My head breaks into air. Daddy isn’t here. A scream punches its way past the foam in my throat. It’s a short scream, made of the one tiny packet of stale air I had in me. It’s a scream that nobody hears. Now I’m gasping, heaving in air and choking on spray of my own making and my face dips again and my legs thrash and my arms windmill. My hands grope for something – anything.
It’s not fear that drives me into air a second time. It’s Fear. The Fear a field mouse feels when it sees a hawk’s shadow. I’m not so much keeping my face above the surface as doggy paddling so frantically that a small trench opens in the water in front of me. I’m tiring though. The sides of my trench are caving in. My spastic leg movements are slower. I become aware of other people. Huge grown-ups all around, close enough to touch. I’ve gone under for the third time when my flailing hand touches something. I grab and slip and grab and heave and pull myself up again.
And now I really am screaming.
The woman whose swimming costume I am grasping glances down at me with disdain, shrugs me off and moves away. My breathing is steadier now. I can inhale a mix of air, spray and liquid without gagging. And I can scream.
Kick – splash – breathe – scream. And repeat.
I’m getting weaker. The effort required to keep every ounce of me from sinking is massive. A man’s glistening back towers over me and my fingers slide down it without finding purchase. I don’t even know if he’s aware of me. My arms are numb and I’m clawing at people that don’t even know I’m drowning.
I am exhausted and I have no screams left inside and hands grip me and it’s Daddy and his glasses are back on his face and it’s Daddy and he’s got me.
As he carried me to the poolside he was telling me off for knocking his glasses from his face. I don’t think I heard a single word. On the way home I sat in the back seat.
When I went to bed on 30 December, 1974, I still hadn’t learned to swim; I’d just found that I could.
[Word count: 750]



3. Reflective commentary

Freewriting is new to me. Initially I found it difficult to get a flow. That reproduced above is the unedited final section of a longer piece which only gained momentum towards the end. I admit to having held a sceptical view of the claims that freewrites could “bring up uncomfortable material.” (The Open University, p.15) and take me into my “deepest ideas, feelings and memories.” (Anderson, 2009, p.23) However, some of the material in my freewrite was deeply disturbing to me induced a kind of writer’s block as I came to terms with being abandoned, albeit momentarily, by a father more concerned about his spectacles. The block lifted once I decided to avoid writing judgmentally and to concentrate upon making the reader live my experience.
The subject matter is a minefield of clichés. I tried to balance language that dealt with the mechanics of staying afloat with description of the subjective experience, rather that yell at the reader “I’m gonna die!”

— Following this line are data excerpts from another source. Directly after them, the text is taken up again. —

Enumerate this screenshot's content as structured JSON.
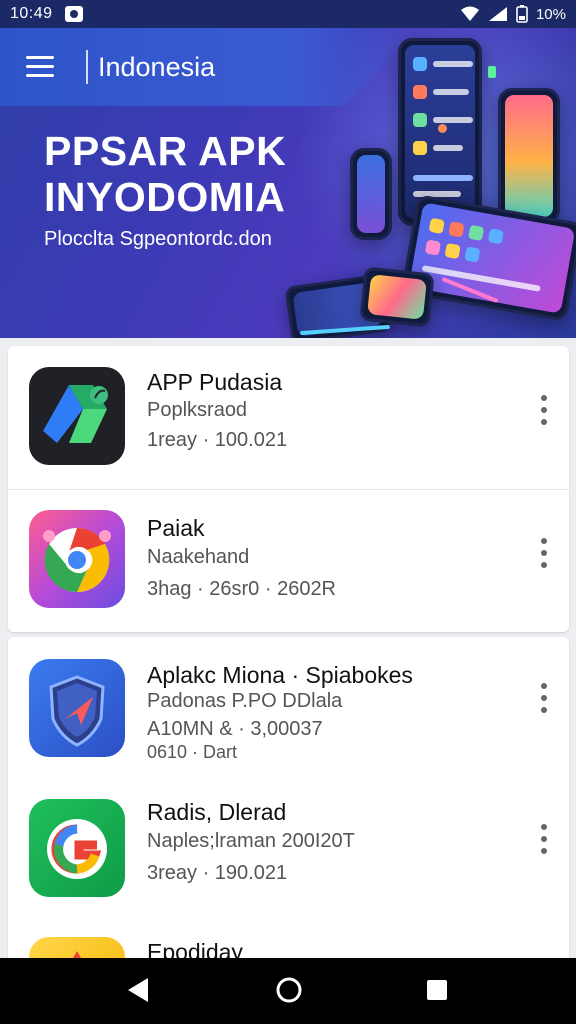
{
  "status": {
    "time": "10:49",
    "battery": "10%",
    "icons": [
      "notification-icon",
      "wifi-icon",
      "signal-icon",
      "battery-icon"
    ]
  },
  "header": {
    "menu_icon": "hamburger-menu-icon",
    "country": "Indonesia"
  },
  "banner": {
    "title_line1": "PPSAR APK",
    "title_line2": "INYODOMIA",
    "subtitle": "Plocclta Sgpeontordc.don"
  },
  "apps_card1": [
    {
      "name": "APP Pudasia",
      "line1": "Poplksraod",
      "line2": "1reay · 100.021",
      "icon": "app-drive-icon"
    },
    {
      "name": "Paiak",
      "line1": "Naakehand",
      "line2": "3hag · 26sr0 · 2602R",
      "icon": "chrome-icon"
    }
  ],
  "apps_card2": [
    {
      "name": "Aplakc Miona · Spiabokes",
      "line1": "Padonas P.PO DDlala",
      "line2": "A10MN & · 3,00037",
      "line3": "0610 · Dart",
      "icon": "shield-icon"
    },
    {
      "name": "Radis, Dlerad",
      "line1": "Naples;lraman 200I20T",
      "line2": "3reay · 190.021",
      "icon": "google-icon"
    },
    {
      "name": "Epodiday",
      "icon": "yellow-app-icon"
    }
  ],
  "nav": {
    "back_icon": "back-icon",
    "home_icon": "home-icon",
    "recents_icon": "recents-icon"
  },
  "colors": {
    "banner_start": "#2f3fa8",
    "banner_end": "#4b3bbd",
    "status_bar": "#1b2a66"
  }
}
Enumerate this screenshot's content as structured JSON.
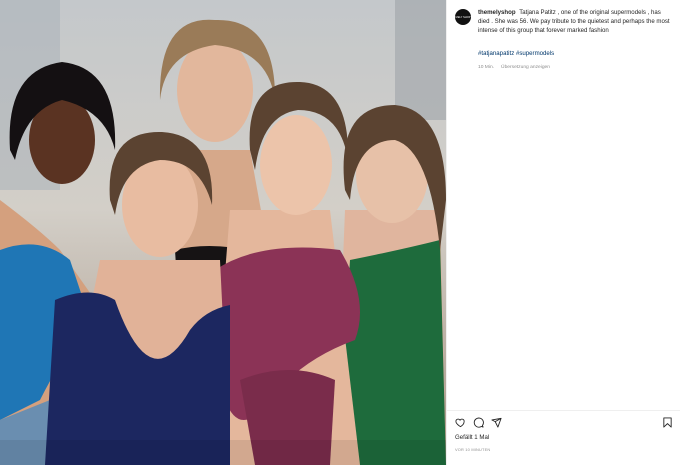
{
  "post": {
    "account": "themelyshop",
    "avatar_text": "MELY SHOP",
    "caption_text": "Tatjana Patitz , one of the original supermodels , has died . She was 56. We pay tribute to the quietest and perhaps the most intense of this group that forever marked fashion",
    "hashtags": "#tatjanapatitz #supermodels",
    "age": "10 Min.",
    "translate_label": "Übersetzung anzeigen",
    "likes_label": "Gefällt 1 Mal",
    "timestamp": "VOR 10 MINUTEN"
  },
  "photo": {
    "subject": "Five supermodels posing together",
    "colors": {
      "left_top": "#1f76b5",
      "left_navy": "#1c2760",
      "center_black": "#161314",
      "center_magenta": "#8b3356",
      "right_green": "#1e6b3c",
      "skin_light": "#e0b59e",
      "skin_dark": "#5a3322",
      "hair_dark": "#141012",
      "hair_brown": "#5b4331",
      "hair_blonde": "#9a7b58"
    }
  },
  "icons": {
    "like": "heart-icon",
    "comment": "comment-icon",
    "share": "share-icon",
    "save": "bookmark-icon"
  }
}
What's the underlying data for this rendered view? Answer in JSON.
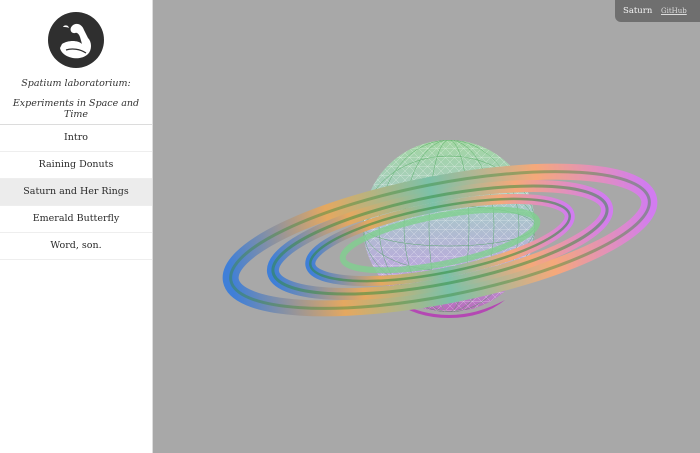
{
  "site": {
    "title_line1": "Spatium laboratorium:",
    "title_line2": "Experiments in Space and Time",
    "logo_icon": "swan-logo-icon"
  },
  "nav": {
    "items": [
      {
        "label": "Intro"
      },
      {
        "label": "Raining Donuts"
      },
      {
        "label": "Saturn and Her Rings",
        "active": true
      },
      {
        "label": "Emerald Butterfly"
      },
      {
        "label": "Word, son."
      }
    ]
  },
  "header": {
    "title": "Saturn",
    "github_link": "GitHub"
  },
  "scene": {
    "subject": "saturn-wireframe-sphere-with-rings",
    "background_color": "#a8a8a8"
  }
}
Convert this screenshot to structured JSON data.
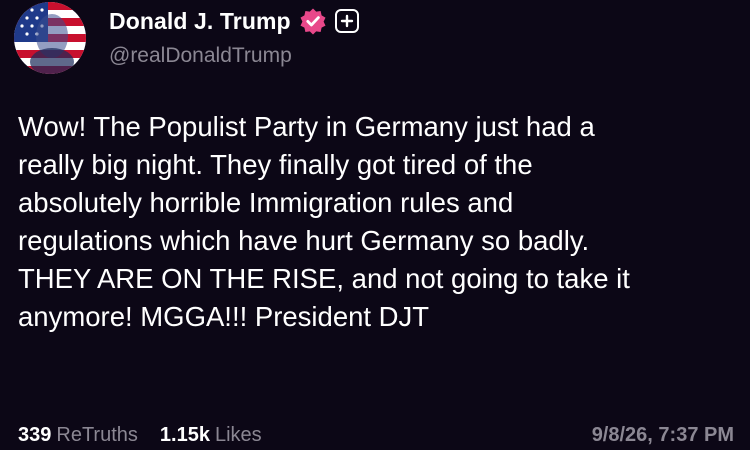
{
  "author": {
    "display_name": "Donald J. Trump",
    "handle": "@realDonaldTrump",
    "avatar_icon": "flag-portrait-avatar",
    "verified_icon": "verified-badge-icon",
    "follow_icon": "plus-icon"
  },
  "post": {
    "text": "Wow! The Populist Party in Germany just had a\nreally big night. They finally got tired of the\nabsolutely horrible Immigration rules and\nregulations which have hurt Germany so badly.\nTHEY ARE ON THE RISE, and not going to take it\nanymore! MGGA!!! President DJT"
  },
  "stats": {
    "retruths_count": "339",
    "retruths_label": "ReTruths",
    "likes_count": "1.15k",
    "likes_label": "Likes",
    "timestamp": "9/8/26, 7:37 PM"
  },
  "colors": {
    "background": "#0c0716",
    "verified_badge": "#e8488a",
    "secondary_text": "#8b8793"
  }
}
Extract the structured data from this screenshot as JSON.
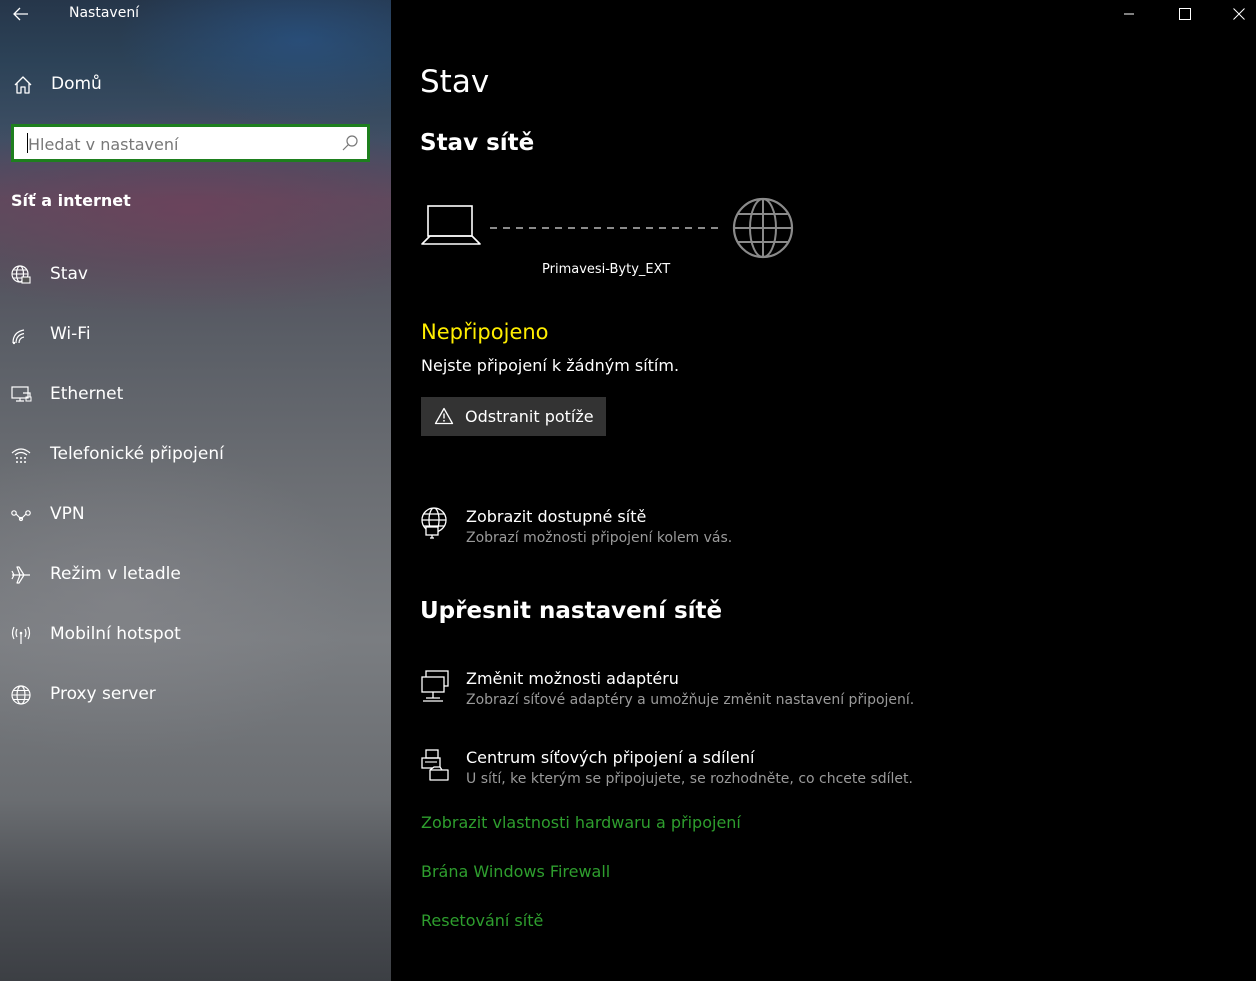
{
  "window": {
    "app_title": "Nastavení"
  },
  "sidebar": {
    "home_label": "Domů",
    "search_placeholder": "Hledat v nastavení",
    "section_title": "Síť a internet",
    "items": [
      {
        "label": "Stav",
        "icon": "globe-status-icon"
      },
      {
        "label": "Wi-Fi",
        "icon": "wifi-icon"
      },
      {
        "label": "Ethernet",
        "icon": "ethernet-icon"
      },
      {
        "label": "Telefonické připojení",
        "icon": "dialup-icon"
      },
      {
        "label": "VPN",
        "icon": "vpn-icon"
      },
      {
        "label": "Režim v letadle",
        "icon": "airplane-icon"
      },
      {
        "label": "Mobilní hotspot",
        "icon": "hotspot-icon"
      },
      {
        "label": "Proxy server",
        "icon": "globe-icon"
      }
    ]
  },
  "main": {
    "page_title": "Stav",
    "network_status_heading": "Stav sítě",
    "network_name": "Primavesi-Byty_EXT",
    "status_title": "Nepřipojeno",
    "status_description": "Nejste připojení k žádným sítím.",
    "troubleshoot_label": "Odstranit potíže",
    "show_networks": {
      "title": "Zobrazit dostupné sítě",
      "subtitle": "Zobrazí možnosti připojení kolem vás."
    },
    "advanced_heading": "Upřesnit nastavení sítě",
    "adapter_options": {
      "title": "Změnit možnosti adaptéru",
      "subtitle": "Zobrazí síťové adaptéry a umožňuje změnit nastavení připojení."
    },
    "sharing_center": {
      "title": "Centrum síťových připojení a sdílení",
      "subtitle": "U sítí, ke kterým se připojujete, se rozhodněte, co chcete sdílet."
    },
    "links": [
      "Zobrazit vlastnosti hardwaru a připojení",
      "Brána Windows Firewall",
      "Resetování sítě"
    ]
  },
  "colors": {
    "status_warning": "#ffee00",
    "link_green": "#2e9e2e",
    "search_border": "#1e7f1e",
    "button_bg": "#333333"
  }
}
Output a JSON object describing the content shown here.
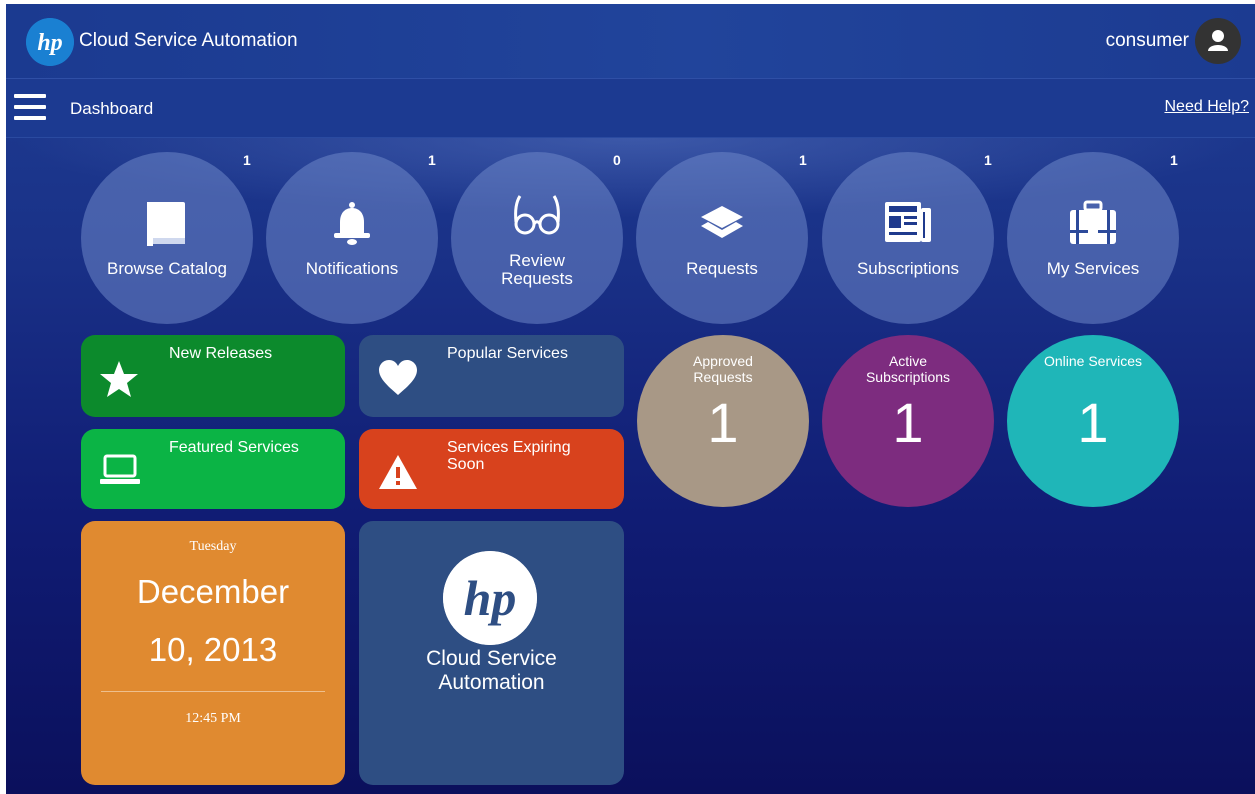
{
  "header": {
    "app_title": "Cloud Service Automation",
    "username": "consumer",
    "logo_text": "hp"
  },
  "navbar": {
    "page_title": "Dashboard",
    "help_link": "Need Help?"
  },
  "nav_circles": [
    {
      "label": "Browse Catalog",
      "badge": "1",
      "icon": "book-icon"
    },
    {
      "label": "Notifications",
      "badge": "1",
      "icon": "bell-icon"
    },
    {
      "label": "Review Requests",
      "badge": "0",
      "icon": "glasses-icon"
    },
    {
      "label": "Requests",
      "badge": "1",
      "icon": "layers-icon"
    },
    {
      "label": "Subscriptions",
      "badge": "1",
      "icon": "newspaper-icon"
    },
    {
      "label": "My Services",
      "badge": "1",
      "icon": "briefcase-icon"
    }
  ],
  "tiles": {
    "new_releases": {
      "label": "New Releases",
      "icon": "star-icon",
      "color": "#0c8a2c"
    },
    "popular_services": {
      "label": "Popular Services",
      "icon": "heart-icon",
      "color": "#2e4e83"
    },
    "featured_services": {
      "label": "Featured Services",
      "icon": "laptop-icon",
      "color": "#0bb445"
    },
    "services_expiring": {
      "label": "Services Expiring Soon",
      "icon": "warning-icon",
      "color": "#d8421d"
    }
  },
  "stats": [
    {
      "label": "Approved Requests",
      "value": "1",
      "color": "#a89886"
    },
    {
      "label": "Active Subscriptions",
      "value": "1",
      "color": "#7d2c7f"
    },
    {
      "label": "Online Services",
      "value": "1",
      "color": "#1fb6b8"
    }
  ],
  "date_tile": {
    "day": "Tuesday",
    "month": "December",
    "day_year": "10, 2013",
    "time": "12:45 PM"
  },
  "brand_tile": {
    "name": "Cloud Service Automation",
    "logo_text": "hp"
  }
}
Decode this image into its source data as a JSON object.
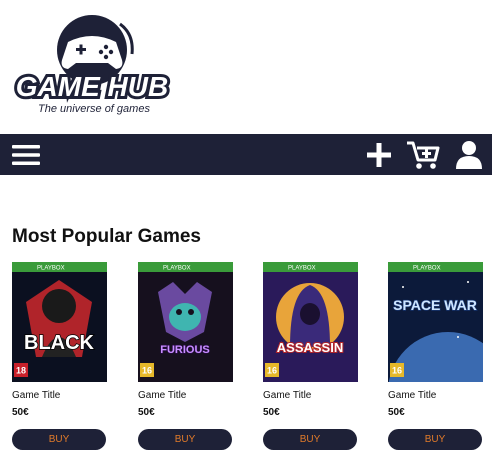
{
  "brand": {
    "name": "GAME HUB",
    "tagline": "The universe of games"
  },
  "navbar": {
    "icons": [
      "menu-icon",
      "add-icon",
      "cart-add-icon",
      "user-icon"
    ],
    "background": "#1e2137"
  },
  "section": {
    "title": "Most Popular Games"
  },
  "games": [
    {
      "platform": "PLAYBOX",
      "cover_text": "BLACK",
      "age_rating": "18",
      "title": "Game Title",
      "price": "50€",
      "buy_label": "BUY"
    },
    {
      "platform": "PLAYBOX",
      "cover_text": "FURIOUS",
      "age_rating": "16",
      "title": "Game Title",
      "price": "50€",
      "buy_label": "BUY"
    },
    {
      "platform": "PLAYBOX",
      "cover_text": "ASSASSIN",
      "age_rating": "16",
      "title": "Game Title",
      "price": "50€",
      "buy_label": "BUY"
    },
    {
      "platform": "PLAYBOX",
      "cover_text": "SPACE WAR",
      "age_rating": "16",
      "title": "Game Title",
      "price": "50€",
      "buy_label": "BUY"
    }
  ],
  "colors": {
    "accent": "#e07a2a",
    "dark": "#1e2137",
    "platform_bar": "#3a9b3a"
  }
}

In a nod to sensory description, I spliced in sounds I remembered from later pool visits, as my recollection of the day in question is rather blinkered.The Workbook suggests “you will not betray the truth of any particular memory by failing to stick steadfastly to certain details,” (Neale, 2009, p.54) I cheated slightly by condensing two memories into one narrative. The birthday swimming trip was actually a separate one which passed without incident. I did this for two reasons: First, if an infant is going to drown, doing so on his birthday is obviously more poignant. Second, I preferred subtle yet specific exposition to the blunt and vague “It happened when I was six.”
I hadn’t read Glaister’s “Memory” when I decided to switch tenses to pull the reader from the comfort zone of reminiscence.For research I reviewed the Rolf Harris film online (YouTube, 2007) and checked The Elements of Style (Strunk and White, 2005, p.57) to see how I should write the date.